Friday, November 30, 2007

TESOL/Linguistics: The Blind Leading the Blind

Have I mentioned recently that linguistics is the final degeneration of human progress? The lowest form of education possible? It's upsetting that it is so wildly popular: everyone wants to learn English. So they get a bunch of white people and train them in linguistics and TESOL, because there is an assumption (which I disagree with) that learning a lot of little symbols about all the various forms of mistakes non-native speakers can make and studying students not-yet-perfect accent will somehow get them to learn how to speak English well. It's absolutely ridiculous.
1) It's teacher-centered rather than student centered
2) It focuses on the mistakes and gives them power as autonomous modes of communication
3) It produces English teachers who know everything about the linguistic production of English but nothing of any value

Universities like to hire MA's or PHD's in linguistics to teach English to their students. This is a severely flawed notion. While linguistics or TESOL might be helpful to native-speaking ESL teachers, it is emphatically not helpful, nor useful, to any non-native student's wanting to learn how to speak English. Rather than read great English literature, study English grammar, or improve their fluency, they learn linguistics and do linguistic studies of their own "Meta-Language" (read: bad pronunciation).
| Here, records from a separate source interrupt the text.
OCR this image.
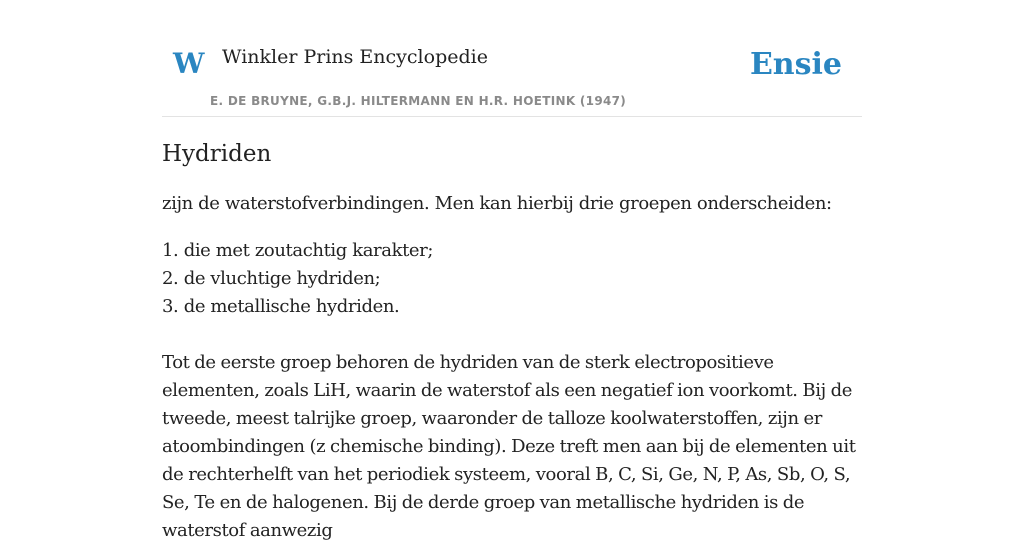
W Winkler Prins Encyclopedie
E. DE BRUYNE, G.B.J. HILTERMANN EN H.R. HOETINK (1947)
Ensie
Hydriden

zijn de waterstofverbindingen. Men kan hierbij drie groepen onderscheiden:

1. die met zoutachtig karakter;
2. de vluchtige hydriden;
3. de metallische hydriden.

Tot de eerste groep behoren de hydriden van de sterk electropositieve elementen, zoals LiH, waarin de waterstof als een negatief ion voorkomt. Bij de tweede, meest talrijke groep, waaronder de talloze koolwaterstoffen, zijn er atoombindingen (z chemische binding). Deze treft men aan bij de elementen uit de rechterhelft van het periodiek systeem, vooral B, C, Si, Ge, N, P, As, Sb, O, S, Se, Te en de halogenen. Bij de derde groep van metallische hydriden is de waterstof aanwezig
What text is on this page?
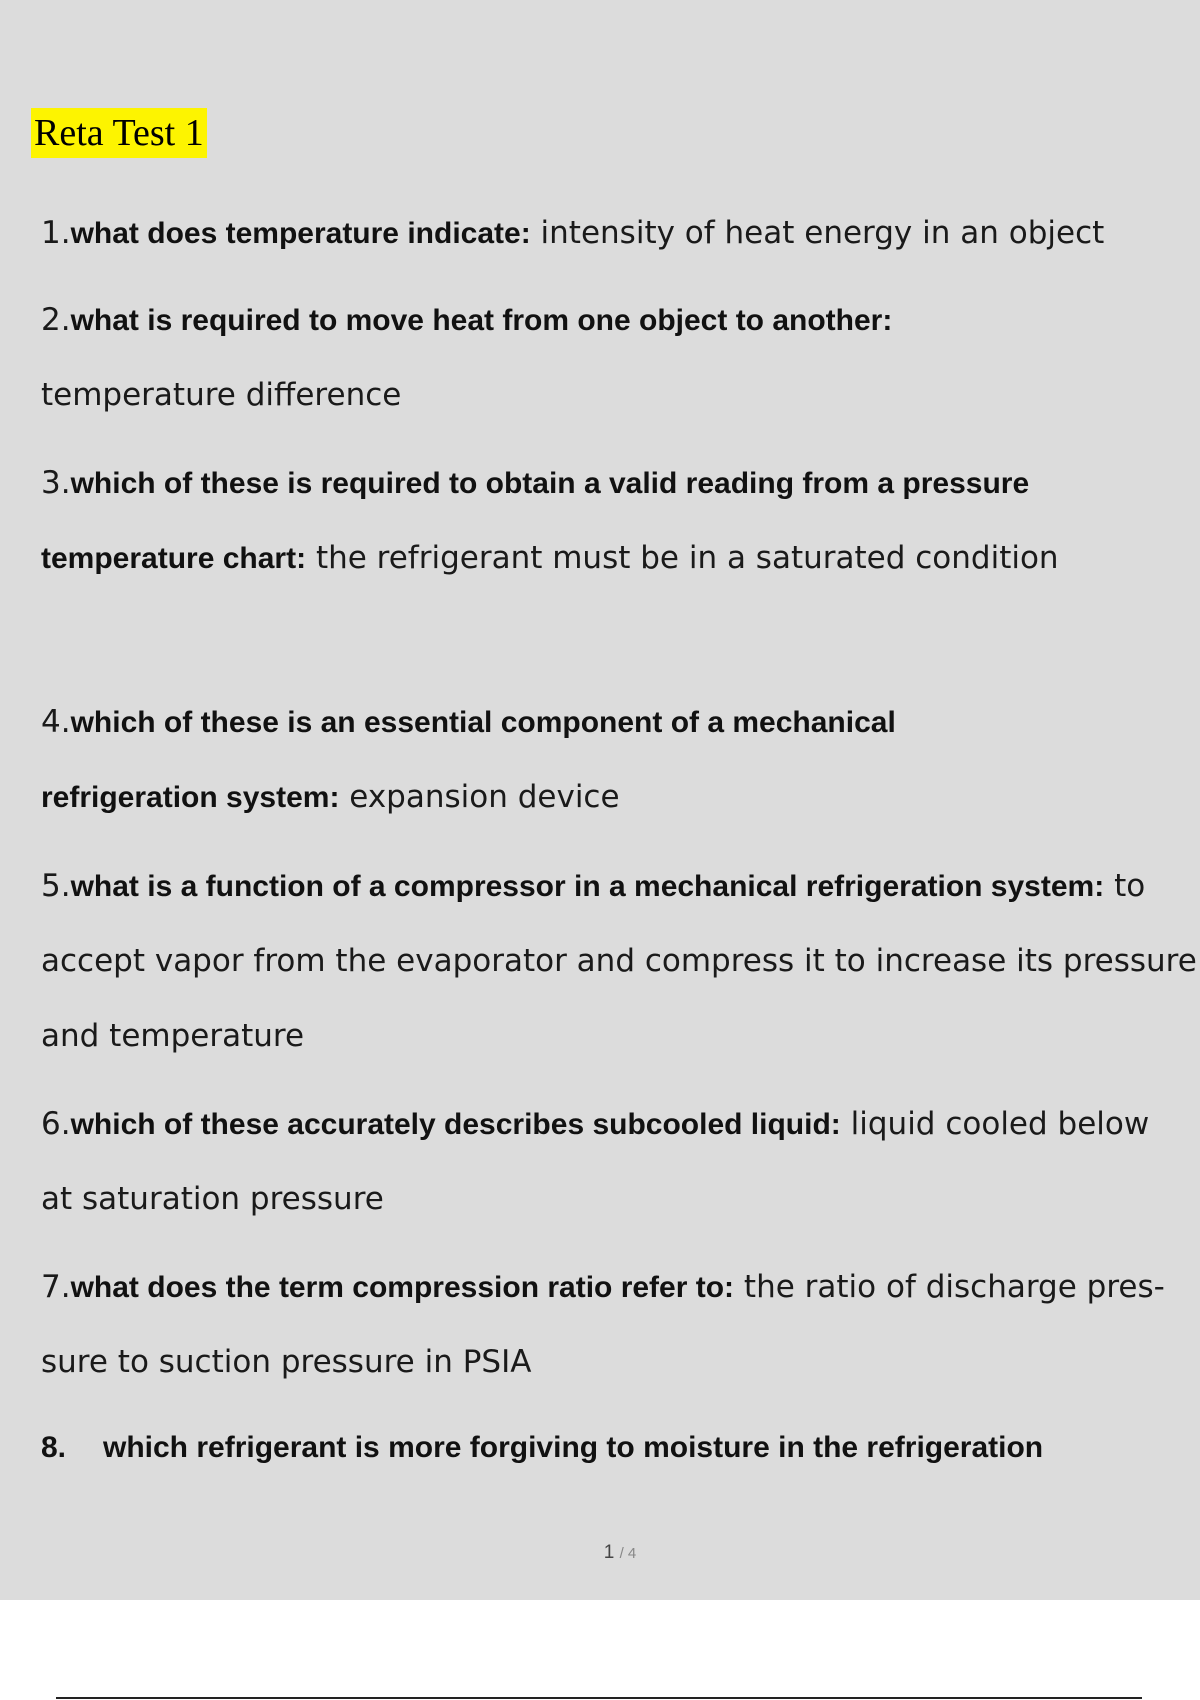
Reta Test 1
1.what does temperature indicate: intensity of heat energy in an object
2.what is required to move heat from one object to another: temperature difference
3.which of these is required to obtain a valid reading from a pressure temperature chart: the refrigerant must be in a saturated condition
4.which of these is an essential component of a mechanical refrigeration system: expansion device
5.what is a function of a compressor in a mechanical refrigeration system: to accept vapor from the evaporator and compress it to increase its pressure and temperature
6.which of these accurately describes subcooled liquid: liquid cooled below at saturation pressure
7.what does the term compression ratio refer to: the ratio of discharge pres- sure to suction pressure in PSIA
8. which refrigerant is more forgiving to moisture in the refrigeration
1 / 4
There are thousands of these students, all over the world, studying Linguistics and TESOL simply because, the MA's and PhD's studied Linguistics and TESOL. They don't know anything else. So what you get is whole countries of academics studying the linguistic composition of a foreign language, their non-native English. And yet often their speaking and writing is terrible. And they will go on to teach "English" to others - by teaching linguistics and TESOL.

It almost makes me furious. It's so futile and self-defeating and inane and bureaucratic, absolutely senseless in every way. Brilliant minds solving problems that DO NOT NEED to be solved.

People have been learning languages since we began speaking them. People CAN learn 2 or 3 languages, and learn them well. They did it long before there was ever such a thing as TESOL or Linguistics. Without a doubt, my students studying Literature will learn to use English, not to dissect it and ruin it. And yet, I see myself having trouble finding work because the emphasis is so much on linguistics rather than literature.